Personally, I find the rapper refreshing. Most of her songs are catchy — my favorite genre of music — and she’d likely warrant an A in English class, which makes her a commendable rapper, in my opinion.

Plus, standing at 5’10”, she’s just as tall as her male counterparts in the rap game — and 10 times prettier.
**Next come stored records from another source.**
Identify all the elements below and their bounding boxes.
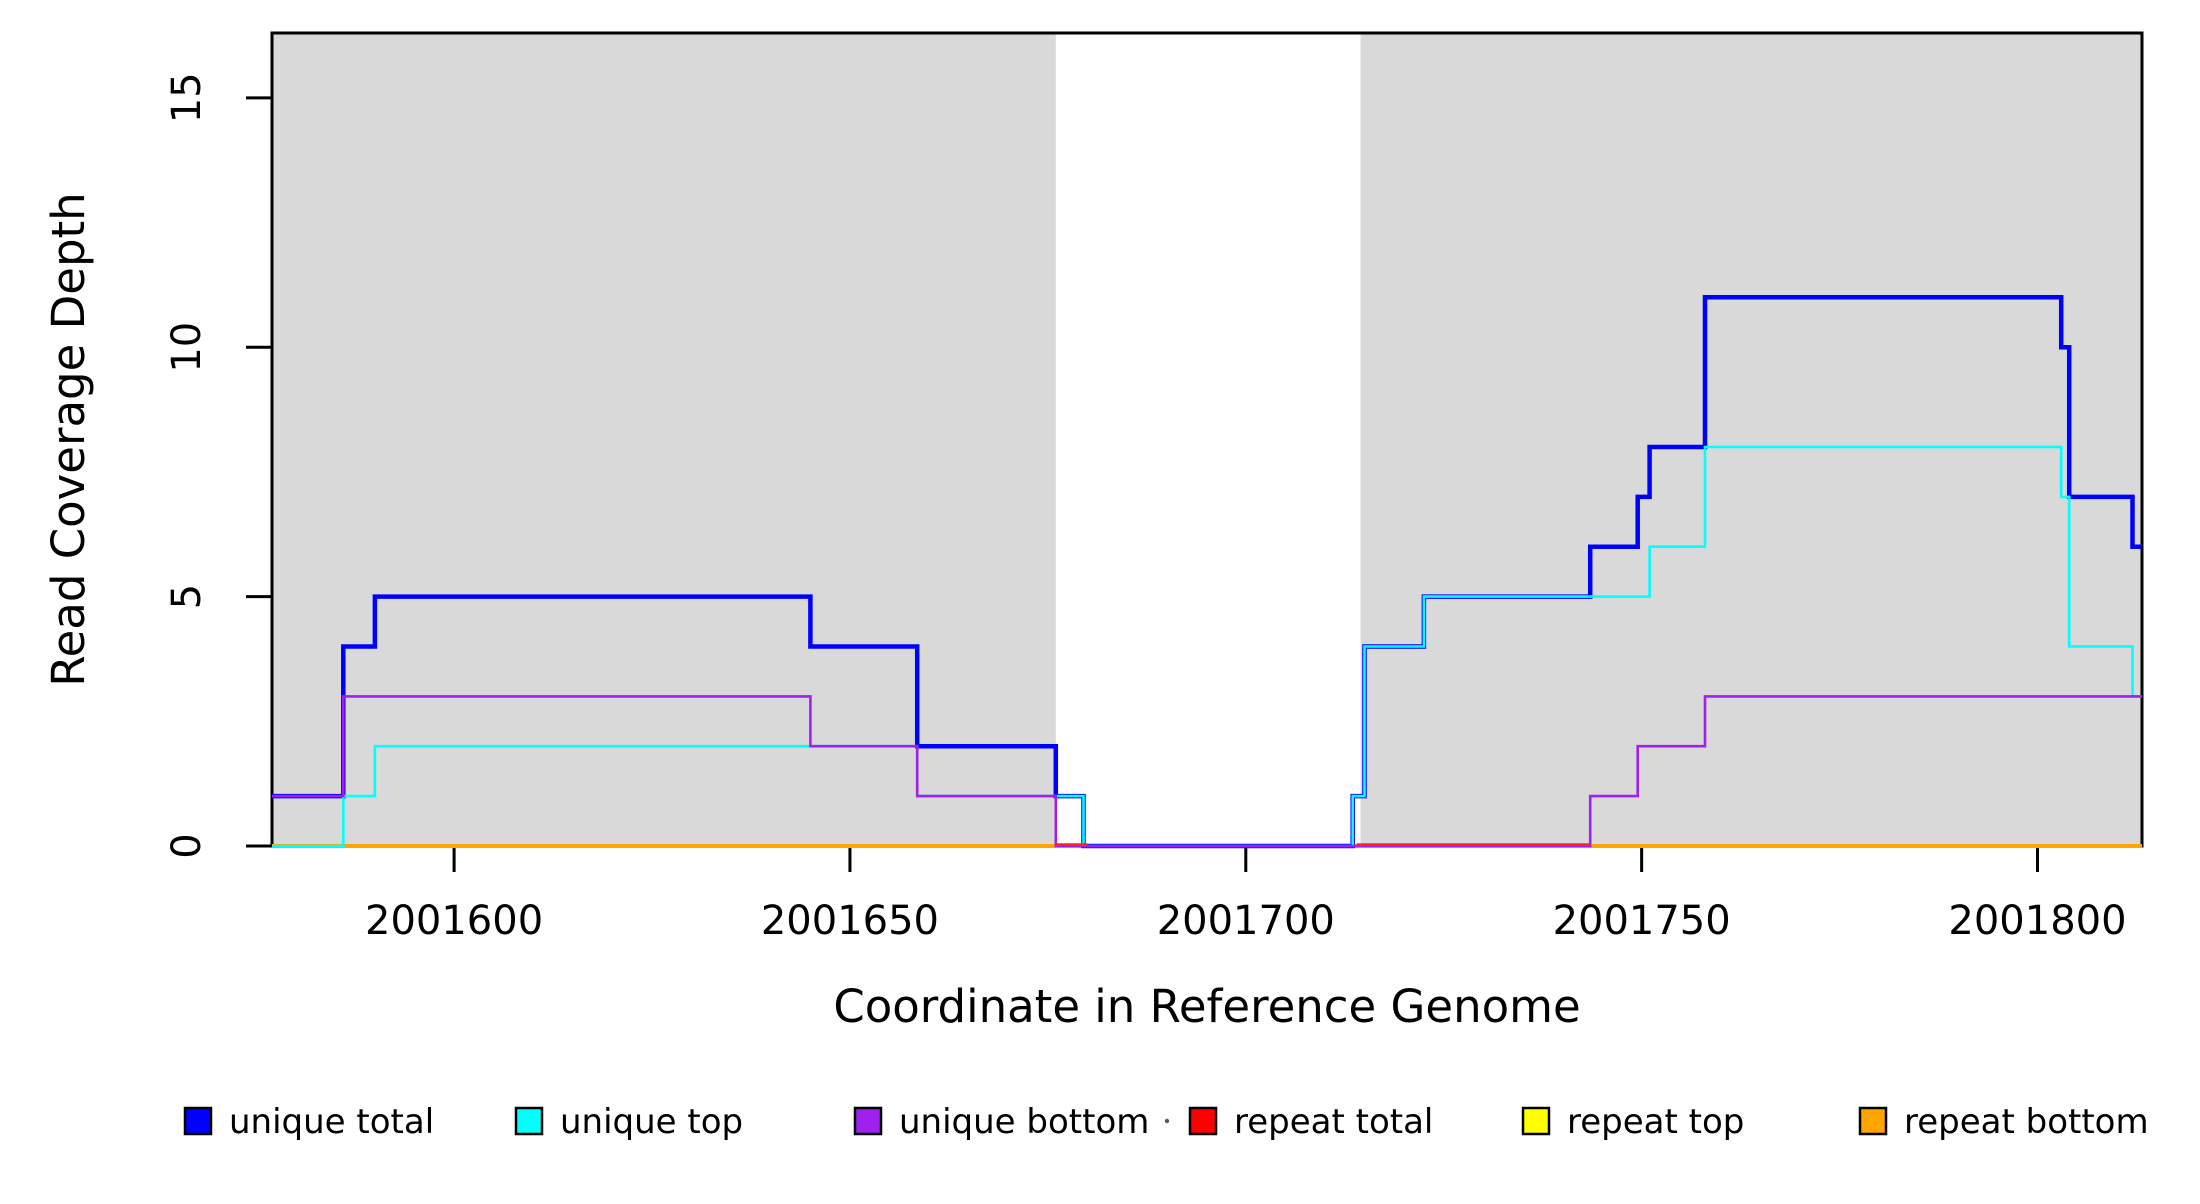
x-axis: 2001600 2001650 2001700 2001750 2001800 [365,846,2127,944]
legend-swatch [853,1106,883,1136]
legend-item: repeat top [1521,1102,1744,1142]
y-tick-label: 0 [164,833,210,858]
legend-label: repeat total [1234,1102,1433,1142]
shaded-regions [272,33,2142,846]
legend-label: repeat top [1567,1102,1744,1142]
y-tick-label: 10 [164,322,210,373]
shaded-region [1360,33,2142,846]
legend-label: unique bottom [899,1102,1149,1142]
legend-swatch [183,1106,213,1136]
y-tick-label: 15 [164,72,210,123]
legend-swatch [1188,1106,1218,1136]
legend-item: repeat total [1188,1102,1433,1142]
legend-swatch [1521,1106,1551,1136]
x-tick-label: 2001700 [1157,898,1335,944]
legend-swatch [1858,1106,1888,1136]
legend-item: unique total [183,1102,434,1142]
legend-label: unique top [560,1102,743,1142]
legend: unique total unique top unique bottom repea… [183,1102,2149,1142]
x-tick-label: 2001600 [365,898,543,944]
x-tick-label: 2001750 [1553,898,1731,944]
legend-swatch [514,1106,544,1136]
shaded-region [272,33,1056,846]
legend-item: repeat bottom [1858,1102,2149,1142]
series-lines [272,295,2142,849]
x-axis-title: Coordinate in Reference Genome [833,980,1580,1033]
y-tick-label: 5 [164,584,210,609]
series-unique-top [272,445,2142,848]
legend-label: unique total [229,1102,434,1142]
y-axis: 0 5 10 15 [164,72,272,859]
x-tick-label: 2001650 [761,898,939,944]
stray-mark-artifact [1164,1118,1170,1124]
series-unique-bottom [272,695,2142,848]
y-axis-title: Read Coverage Depth [42,192,95,686]
legend-item: unique bottom [853,1102,1149,1142]
legend-label: repeat bottom [1904,1102,2149,1142]
x-tick-label: 2001800 [1948,898,2126,944]
legend-item: unique top [514,1102,743,1142]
And though Azalea isn’t afraid to show a little skin, she ensures listeners she’s a force to be reckoned with:

“I’m sorry, club promoter, let’s put this in the past — it’s just that girl kept on staring, so I had to whoop that ass,” raps Azalea on Steve Aoki’s club hit “Beat Down.”

Even if I wanted to dislike Azalea, her two most recent videos for songs “Fancy” and “Black Widow” allude to cult films “Clueless” and Quentin Tarantino’s “Kill Bill” — two of my favorite movies.

Now, combine Azalea’s smarts, stunning looks and spitfire tongue — and a few Billboard chart-toppers — and you’ve got a performer who can compete for years to come.